Adam Wolf suggests the same solution that I use as standard on my apps:
app-specific salt ( or pepper, as Adam says )
+ random salt generated whenever pass is reset
+ password
...and SHA-512 that all together.
so even if your pass is "bob" it'll be hashing something like "randomsalt-Staticpepper-bob"
PHP's hash function with algo comparisons:
http://us.php.net/manual/en/function.hash.php
Per the comments on that page: "The well known hash functions MD5 and SHA1 should be avoided in new applications. Collission attacks against MD5 are well documented in the cryptographics literature and have already been demonstrated in practice. Therefore, MD5 is no longer secure for certain applications."
#8, James, USA, 27 December 2009. Reply to this.
Good article.

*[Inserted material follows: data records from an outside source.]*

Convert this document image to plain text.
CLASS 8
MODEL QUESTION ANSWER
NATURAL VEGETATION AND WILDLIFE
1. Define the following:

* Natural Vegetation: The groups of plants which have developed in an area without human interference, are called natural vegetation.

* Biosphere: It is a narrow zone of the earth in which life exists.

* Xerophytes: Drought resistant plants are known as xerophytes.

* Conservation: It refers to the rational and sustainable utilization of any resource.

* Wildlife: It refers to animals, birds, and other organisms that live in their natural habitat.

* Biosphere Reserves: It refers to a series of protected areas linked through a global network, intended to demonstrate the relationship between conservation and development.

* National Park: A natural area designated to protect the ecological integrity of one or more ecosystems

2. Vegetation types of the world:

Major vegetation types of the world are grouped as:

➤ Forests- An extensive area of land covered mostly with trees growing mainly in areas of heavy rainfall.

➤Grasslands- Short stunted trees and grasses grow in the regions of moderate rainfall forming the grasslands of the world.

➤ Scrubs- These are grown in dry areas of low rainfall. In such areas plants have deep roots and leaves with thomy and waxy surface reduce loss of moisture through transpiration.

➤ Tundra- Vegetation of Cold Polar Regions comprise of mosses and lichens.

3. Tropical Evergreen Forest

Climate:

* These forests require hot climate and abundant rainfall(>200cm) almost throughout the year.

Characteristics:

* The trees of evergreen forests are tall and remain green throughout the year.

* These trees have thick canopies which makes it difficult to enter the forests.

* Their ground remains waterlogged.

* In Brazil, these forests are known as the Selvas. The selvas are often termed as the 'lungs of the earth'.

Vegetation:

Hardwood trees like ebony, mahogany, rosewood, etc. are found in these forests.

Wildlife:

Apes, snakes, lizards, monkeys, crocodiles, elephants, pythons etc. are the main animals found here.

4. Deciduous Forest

Security is always on our minds
#9, avanzaweb, Spain, 31 December 2009. Reply to this.
Thanks for this article, i'm a fairly new developer and did not know what salting was, i was curious after setting salts for my wordpress sites without actually knowing what they did.
Your explanation cleared everything up for me, it seems like a straightforward enough idea.
#10, ralcus, 16 January 2010. Reply to this.
Great post. I new vaguely what salting is, but now I know exactly what it is. this post has cleared up any questions I had.
Thanks.
#11, Shane Heaters, UK, 19 February 2010. Reply to this.
Will, that is vendicated your opinion, dude. =)
#12, term paper services, 26 February 2010. Reply to this.
1. add salt
2. add user-agent and other fingerprinting techniques
3. use ssl if possible
4. make sure your server is secure and properly configured.
5. don't use a write enabled db user if you're just reading from the db.
6. store your backups in a very secure place.
7. and never ever send user details via email.
i'm often surprised that there is such a lack of hacking considering so few people follow the basics.
#13, murray, south africa, 4 March 2010. Reply to this.